In December 1917, Finland declared independence from Russia after years of enduring a testy relationship as a “Grand Duchy” within the Russian Empire, struggling to hold on to its national identity and culture amid “Russification” policies. It was the year the Soviets initiated the Russian Revolution, and Finland wanted nothing to do with it.
“We fought 600 years for our freedom and I am part of the generation which achieved it,” wrote the composer Jean Sibelius. Existing between the competing powers of Sweden and Russia, Finland had been subject to foreign influence for centuries. “Freedom! My Finlandia is the story of this fight.

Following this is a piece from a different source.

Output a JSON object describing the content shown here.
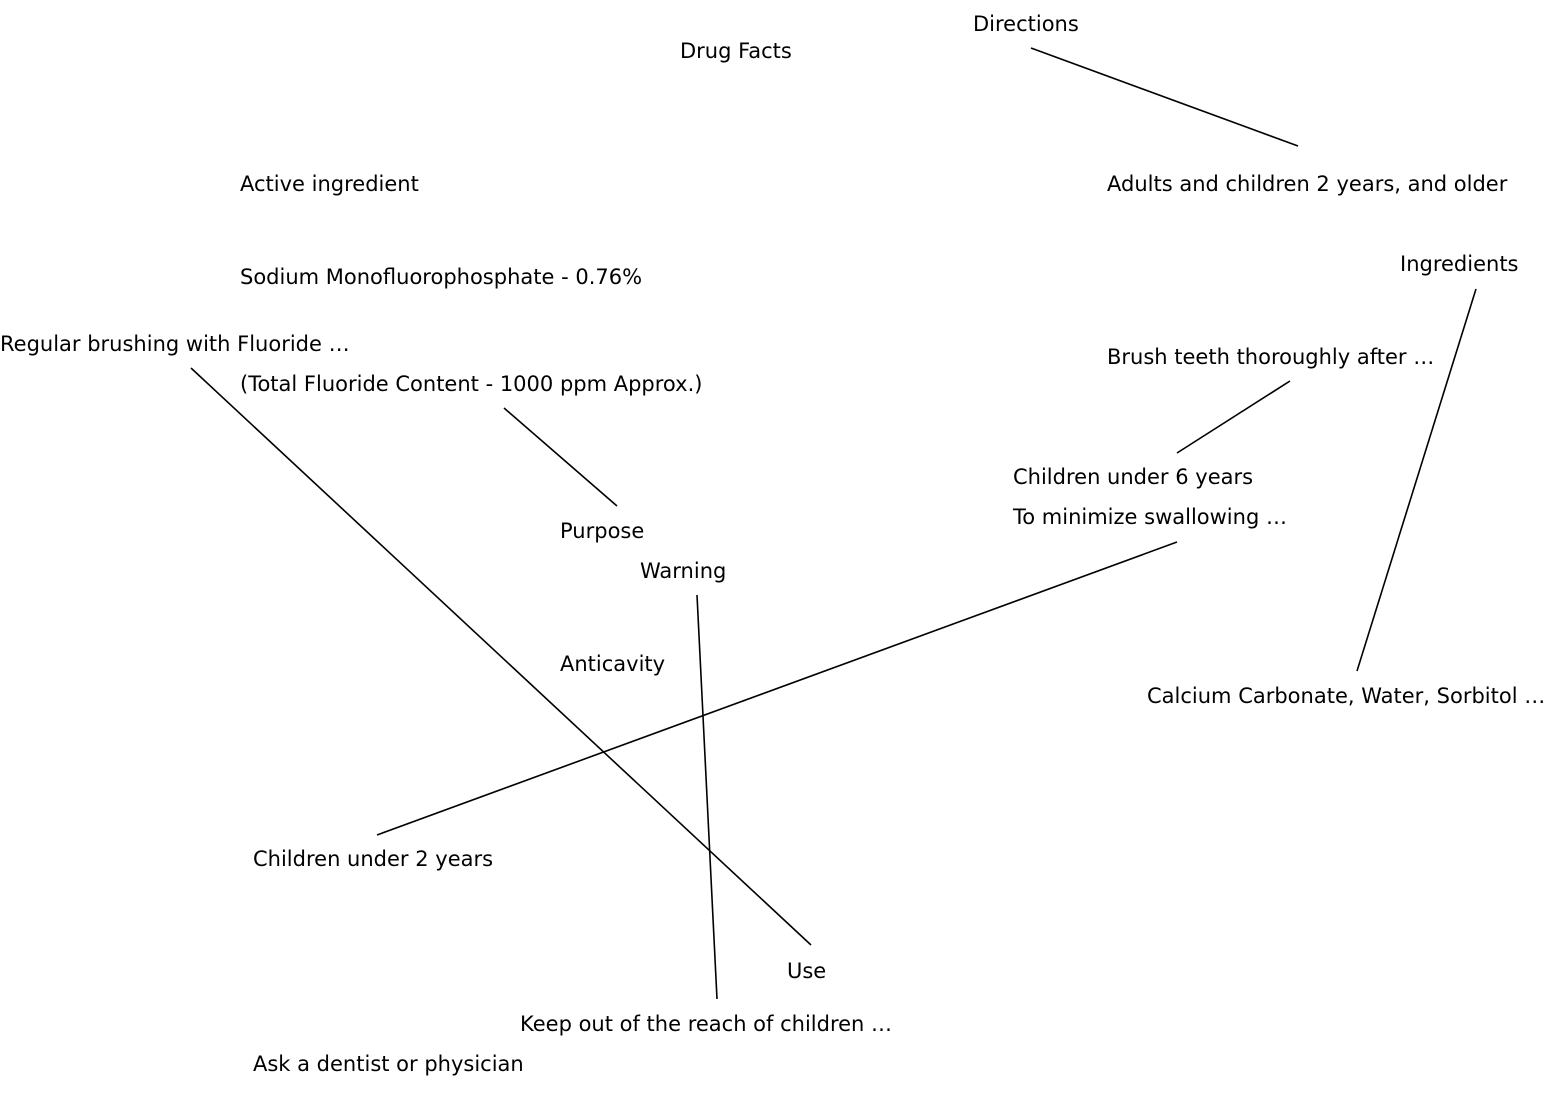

It is the song of our battle, our hymn of victory,” wrote Sibelius.
“Finlandia” had been composed amid Finnish resistance to Russian rule, and the composer Sibelius sought to capture the Finnish voice and culture without resorting to mimicry of folk melodies.
The piece became a great success, and not just domestically. “Finlandia” put Finland on the world’s stage, elevating its artistic contributions into the classical canon.
The piece—written without words for an orchestra—so moved its listeners that it has since been set to several hymns, including “Be Still My Soul,” “At the Table,” “Land of the Pine,” and “Our Farewell Song.” It has been taken to be a hymn of victory and freedom and an unofficial national song of Finland.
The triumphant symphonic poem, which runs around eight minutes, is still a frequently performed favorite.
The program includes Shen Yun’s original compositions, as well as Sibelius’s “Finlandia,” Dvorak’s “New World Symphony,” and the “Butterfly Lovers Violin Concerto.”
Finnish History in 7 Parts
In 1899, Sibelius was asked to compose music for the “Press Celebrations” event.
Billed as an event to raise money for newspaper workers’ pensions, the intent was to finance a Finnish free press, rebelling against Russian censorship policies.
Sibelius composed a work of seven musical tableaux depicting the nation’s history, and intended to write music the Finnish would recognize as their own without resorting to imitating folk music.
“I would not wish to tell a lie in art,” he wrote to his wife, Aino. “But I think I am now on the right path. I now grasp those Finnish, purely Finnish tendencies in music less realistically but more truthfully than before.”
It began with a prelude, then a tableau titled “The Song of Väinämöinen,” the demigod hero of the Finnish epic Kalevala. The second tableau, “The Finns are Baptized by Bishop Henry,” depicts the introduction of Christianity to Finland as far back as the eighth century. The third tableau, “Scene from Duke Johan’s Court,” references the ruler of Finland in the late 1500s. The fourth section, “The Finns in the Thirty Years’ War,” touches on one of the longest conflicts in European history.
The penultimate piece, “The Great Hostility,” referenced Russian domination of Finland, preceding the triumphant ending, “Finland Awakes.”
The last piece proved too patriotic to advertise at the time and was performed under names like “A Scandinavian Choral March” and “Impromptu” to escape Russian policing.
The work was immensely popular, and a year later, inspired by anonymous fan letters, Sibelius reworked the last two sections into a separate piece titled “Finlandia.”
Song of Triumph
“Finlandia” begins in an ominous mood, the low brass procession symbolizing the hardships and pressure Finland endured. The dark atmosphere soon gives way to a solemn but hopeful melody in the woodwinds, later echoed by the strings and the rest of the orchestra as the music becomes increasingly triumphant and fanfare-like in the middle “motif of victory” section.
Sibelius was reportedly inspired by views of the Aulanko region’s trees and serene lake. The music is, at times, stately, march-like, and, at other times, almost sacred. Listeners far from Finland resonate with the sense of patriotism and liberty the music evokes.
The piece was debuted by the Helsinki Philharmonic, which took it across Europe on tour, all the way to the World Exposition held in Paris that year.
The rousing symphonic poem has moved many a listener to the song—most recordings of “Finlandia” feature a chorus, usually using the words poet V.A. Koskenniemi set to the music.
“Official” lyrics were first used in 1937 when opera singer Waino Sola set words to the song. Koskenniemi supplied a new set of lyrics in 1939 after the Winter War, which Russia waged against Finland. Sibelius only arranged the hymn for the choir in 1948.
The composer was a little baffled by the popularity of his work as a hymn. “It is written for an orchestra. But if the world wants to sing it, it can’t be helped,” he later wrote.
Milen Nachev will conduct the orchestra, with Catherine Zhang serving as concertmaster.
The Shen Yun Symphony Orchestra comprises musicians who tour and perform with the eight Shen Yun Performing Arts dance groups.
Mr. Nachev completed his 10th season with Shen Yun earlier this year and has led the symphony orchestra in renowned concert halls like Carnegie Hall, the Kennedy Center, Tokyo Opera City, and many more.